La préfecture, quant à elle, assure que les opérations de démantèlement quotidiennes sont en fait “des maraudes afin d'orienter” les migrants vers des centres d'hébergement adaptés. “Éviter la constitution de nouveaux campements sauvages et illicites, c'est proposer aux personnes un hébergement digne et les soustraire à l'influence des passeurs qui commercialisent leur détresse et bénéficient, en ces campements, de point d'ancrage à leur trafic”, a expliqué la préfecture à InfoMigrants.
Elle affirme également que depuis le démantèlement du gymnase et la mise à l'abri de 811 personnes le 17 septembre dernier, “49 migrants nouveaux arrivants ont été conduits vers des centres d’hébergement.”

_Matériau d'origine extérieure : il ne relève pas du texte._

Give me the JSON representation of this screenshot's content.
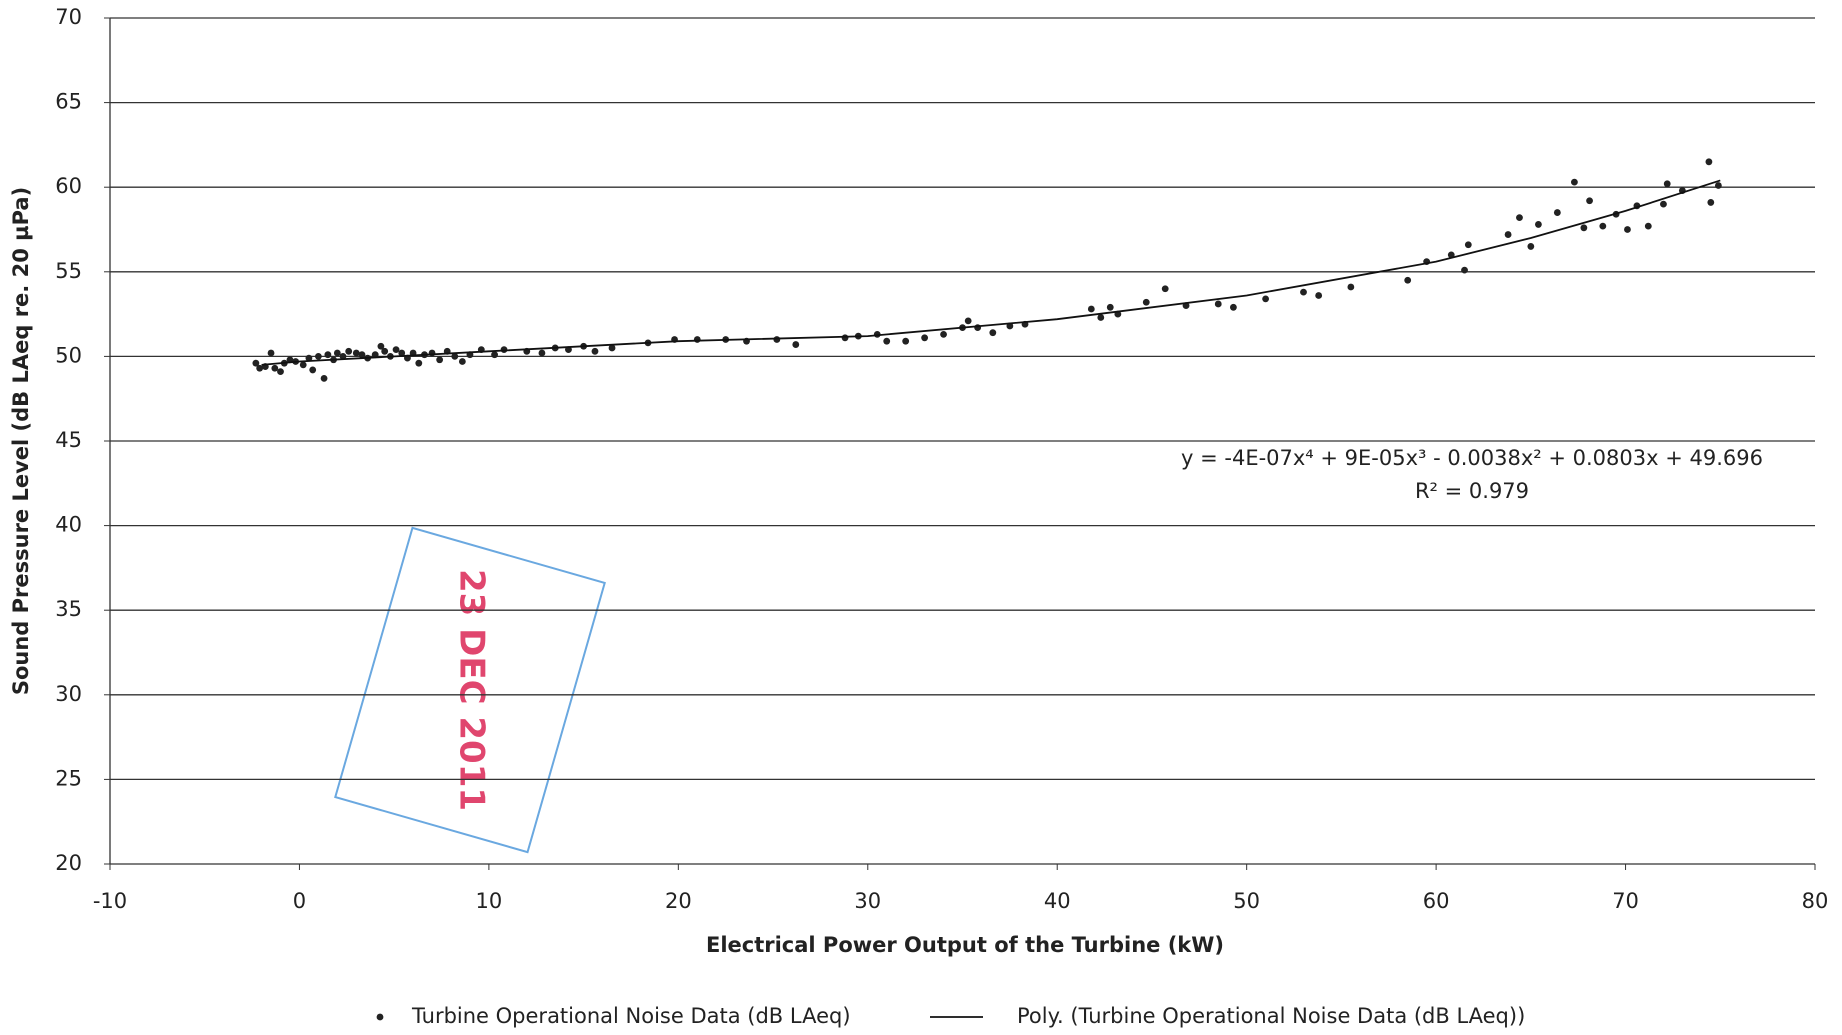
{
  "chart_data": {
    "type": "scatter",
    "xlabel": "Electrical Power Output of the Turbine (kW)",
    "ylabel": "Sound Pressure Level (dB LAeq re. 20 µPa)",
    "xlim": [
      -10,
      80
    ],
    "xticks": [
      -10,
      0,
      10,
      20,
      30,
      40,
      50,
      60,
      70,
      80
    ],
    "ylim": [
      20,
      70
    ],
    "yticks": [
      20,
      25,
      30,
      35,
      40,
      45,
      50,
      55,
      60,
      65,
      70
    ],
    "grid": true,
    "legend": "bottom",
    "annotations": [
      "y = -4E-07x⁴ + 9E-05x³ - 0.0038x² + 0.0803x + 49.696",
      "R² = 0.979"
    ],
    "series": [
      {
        "name": "Turbine Operational Noise Data (dB LAeq)",
        "type": "scatter",
        "color": "#222222",
        "x": [
          -2.3,
          -2.1,
          -1.8,
          -1.5,
          -1.3,
          -1.0,
          -0.8,
          -0.5,
          -0.2,
          0.2,
          0.5,
          0.7,
          1.0,
          1.3,
          1.5,
          1.8,
          2.0,
          2.3,
          2.6,
          3.0,
          3.3,
          3.6,
          4.0,
          4.3,
          4.5,
          4.8,
          5.1,
          5.4,
          5.7,
          6.0,
          6.3,
          6.6,
          7.0,
          7.4,
          7.8,
          8.2,
          8.6,
          9.0,
          9.6,
          10.3,
          10.8,
          12.0,
          12.8,
          13.5,
          14.2,
          15.0,
          15.6,
          16.5,
          18.4,
          19.8,
          21.0,
          22.5,
          23.6,
          25.2,
          26.2,
          28.8,
          29.5,
          30.5,
          31.0,
          32.0,
          33.0,
          34.0,
          35.0,
          35.3,
          35.8,
          36.6,
          37.5,
          38.3,
          41.8,
          42.3,
          42.8,
          43.2,
          44.7,
          45.7,
          46.8,
          48.5,
          49.3,
          51.0,
          53.0,
          53.8,
          55.5,
          58.5,
          59.5,
          60.8,
          61.5,
          61.7,
          63.8,
          64.4,
          65.0,
          65.4,
          66.4,
          67.3,
          67.8,
          68.1,
          68.8,
          69.5,
          70.1,
          70.6,
          71.2,
          72.0,
          72.2,
          73.0,
          74.4,
          74.5,
          74.9
        ],
        "values": [
          49.6,
          49.3,
          49.4,
          50.2,
          49.3,
          49.1,
          49.6,
          49.8,
          49.7,
          49.5,
          49.9,
          49.2,
          50.0,
          48.7,
          50.1,
          49.8,
          50.2,
          50.0,
          50.3,
          50.2,
          50.1,
          49.9,
          50.1,
          50.6,
          50.3,
          50.0,
          50.4,
          50.2,
          49.9,
          50.2,
          49.6,
          50.1,
          50.2,
          49.8,
          50.3,
          50.0,
          49.7,
          50.1,
          50.4,
          50.1,
          50.4,
          50.3,
          50.2,
          50.5,
          50.4,
          50.6,
          50.3,
          50.5,
          50.8,
          51.0,
          51.0,
          51.0,
          50.9,
          51.0,
          50.7,
          51.1,
          51.2,
          51.3,
          50.9,
          50.9,
          51.1,
          51.3,
          51.7,
          52.1,
          51.7,
          51.4,
          51.8,
          51.9,
          52.8,
          52.3,
          52.9,
          52.5,
          53.2,
          54.0,
          53.0,
          53.1,
          52.9,
          53.4,
          53.8,
          53.6,
          54.1,
          54.5,
          55.6,
          56.0,
          55.1,
          56.6,
          57.2,
          58.2,
          56.5,
          57.8,
          58.5,
          60.3,
          57.6,
          59.2,
          57.7,
          58.4,
          57.5,
          58.9,
          57.7,
          59.0,
          60.2,
          59.8,
          61.5,
          59.1,
          60.1
        ]
      },
      {
        "name": "Poly. (Turbine Operational Noise Data (dB LAeq))",
        "type": "line",
        "color": "#111111",
        "x": [
          -2,
          0,
          10,
          20,
          30,
          40,
          50,
          60,
          65,
          70,
          75
        ],
        "values": [
          49.5,
          49.7,
          50.3,
          50.9,
          51.2,
          52.2,
          53.6,
          55.6,
          57.0,
          58.6,
          60.4
        ]
      }
    ]
  },
  "stamp": {
    "date": "23 DEC 2011"
  }
}
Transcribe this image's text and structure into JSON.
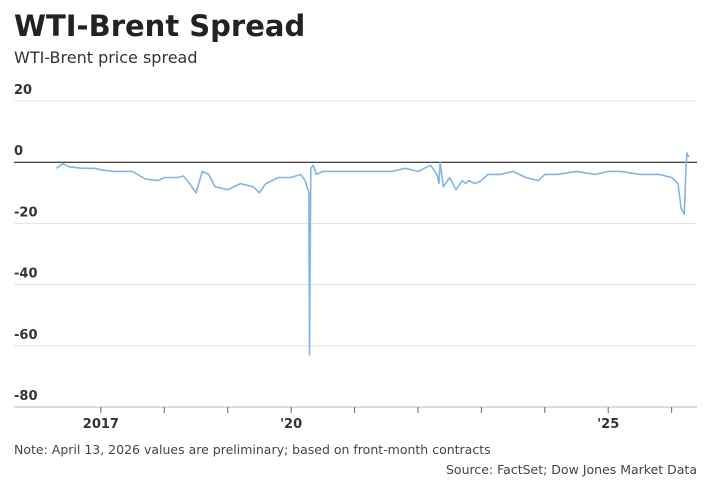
{
  "chart_data": {
    "type": "line",
    "title": "WTI-Brent Spread",
    "subtitle": "WTI-Brent price spread",
    "note": "Note: April 13, 2026 values are preliminary; based on front-month contracts",
    "source": "Source: FactSet; Dow Jones Market Data",
    "xlim": [
      2015.63,
      2026.4
    ],
    "xticks": [
      2017,
      {
        "value": 2020,
        "label": "'20"
      },
      {
        "value": 2025,
        "label": "'25"
      }
    ],
    "xminor_ticks": [
      2018,
      2019,
      2021,
      2022,
      2023,
      2024,
      2026
    ],
    "ylim": [
      -80,
      20
    ],
    "yticks": [
      20,
      0,
      -20,
      -40,
      -60,
      -80
    ],
    "grid": true,
    "series": [
      {
        "name": "WTI-Brent spread",
        "color": "#86b3df",
        "x": [
          2016.3,
          2016.4,
          2016.5,
          2016.7,
          2016.9,
          2017.0,
          2017.2,
          2017.5,
          2017.7,
          2017.9,
          2018.0,
          2018.2,
          2018.3,
          2018.4,
          2018.5,
          2018.6,
          2018.7,
          2018.8,
          2019.0,
          2019.2,
          2019.4,
          2019.5,
          2019.6,
          2019.7,
          2019.8,
          2019.9,
          2020.0,
          2020.15,
          2020.22,
          2020.28,
          2020.29,
          2020.31,
          2020.35,
          2020.4,
          2020.5,
          2020.7,
          2021.0,
          2021.3,
          2021.6,
          2021.8,
          2022.0,
          2022.1,
          2022.2,
          2022.3,
          2022.33,
          2022.35,
          2022.4,
          2022.5,
          2022.6,
          2022.7,
          2022.75,
          2022.8,
          2022.9,
          2023.0,
          2023.1,
          2023.3,
          2023.5,
          2023.7,
          2023.9,
          2024.0,
          2024.2,
          2024.5,
          2024.8,
          2025.0,
          2025.2,
          2025.5,
          2025.8,
          2026.0,
          2026.1,
          2026.15,
          2026.2,
          2026.22,
          2026.24,
          2026.26,
          2026.28
        ],
        "values": [
          -2,
          -0.5,
          -1.5,
          -2,
          -2,
          -2.5,
          -3,
          -3,
          -5.5,
          -6,
          -5,
          -5,
          -4.5,
          -7,
          -10,
          -3,
          -4,
          -8,
          -9,
          -7,
          -8,
          -10,
          -7,
          -6,
          -5,
          -5,
          -5,
          -4,
          -6,
          -10,
          -63,
          -2,
          -1,
          -4,
          -3,
          -3,
          -3,
          -3,
          -3,
          -2,
          -3,
          -2,
          -1,
          -4,
          -7,
          0,
          -8,
          -5,
          -9,
          -6,
          -7,
          -6,
          -7,
          -6,
          -4,
          -4,
          -3,
          -5,
          -6,
          -4,
          -4,
          -3,
          -4,
          -3,
          -3,
          -4,
          -4,
          -5,
          -7,
          -15,
          -17,
          -5,
          3,
          2,
          2
        ]
      }
    ]
  }
}
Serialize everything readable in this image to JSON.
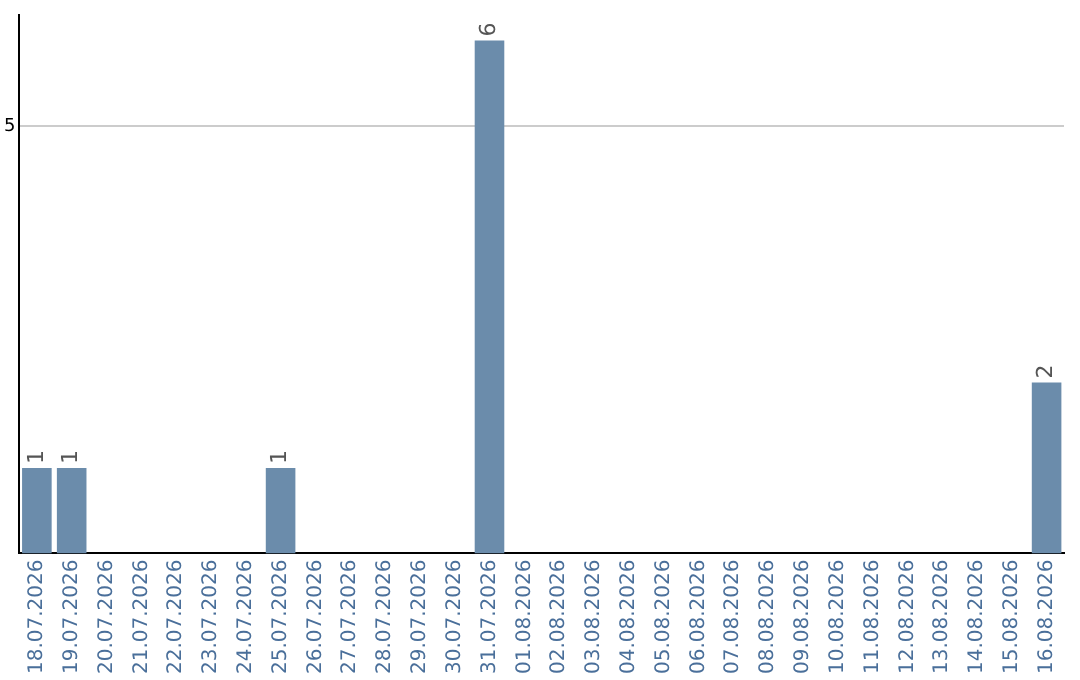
{
  "chart_data": {
    "type": "bar",
    "categories": [
      "18.07.2026",
      "19.07.2026",
      "20.07.2026",
      "21.07.2026",
      "22.07.2026",
      "23.07.2026",
      "24.07.2026",
      "25.07.2026",
      "26.07.2026",
      "27.07.2026",
      "28.07.2026",
      "29.07.2026",
      "30.07.2026",
      "31.07.2026",
      "01.08.2026",
      "02.08.2026",
      "03.08.2026",
      "04.08.2026",
      "05.08.2026",
      "06.08.2026",
      "07.08.2026",
      "08.08.2026",
      "09.08.2026",
      "10.08.2026",
      "11.08.2026",
      "12.08.2026",
      "13.08.2026",
      "14.08.2026",
      "15.08.2026",
      "16.08.2026"
    ],
    "values": [
      1,
      1,
      0,
      0,
      0,
      0,
      0,
      1,
      0,
      0,
      0,
      0,
      0,
      6,
      0,
      0,
      0,
      0,
      0,
      0,
      0,
      0,
      0,
      0,
      0,
      0,
      0,
      0,
      0,
      2
    ],
    "value_labels": [
      "1",
      "1",
      null,
      null,
      null,
      null,
      null,
      "1",
      null,
      null,
      null,
      null,
      null,
      "6",
      null,
      null,
      null,
      null,
      null,
      null,
      null,
      null,
      null,
      null,
      null,
      null,
      null,
      null,
      null,
      "2"
    ],
    "color": "#6b8cab",
    "ylim": [
      0,
      6.3
    ],
    "yticks": [
      5
    ],
    "grid": "y",
    "legend": false
  }
}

Avec la baisse des températures et l’arrivée de la pluie, les associations comptent bien intensifier leurs maraudes. Mais elles appellent également la préfecture et la municipalité à agir. “Elles doivent tout d’abord respecter les injonctions données par le Conseil d’État fin juin : un accès à l’eau et à l'hygiène”, martèle Chloé Lorieux. “Il faut ensuite des structures d’accueil pérennes sur le littoral afin de permettre aux migrants d’être dans des conditions de vie dignes pour mûrir leur projet, qu’il s’agisse de demander l’asile en France ou poursuivre leur route vers l’Angleterre comme le souhaitent la plupart d’entre eux”, conclut Chloé Lorieux.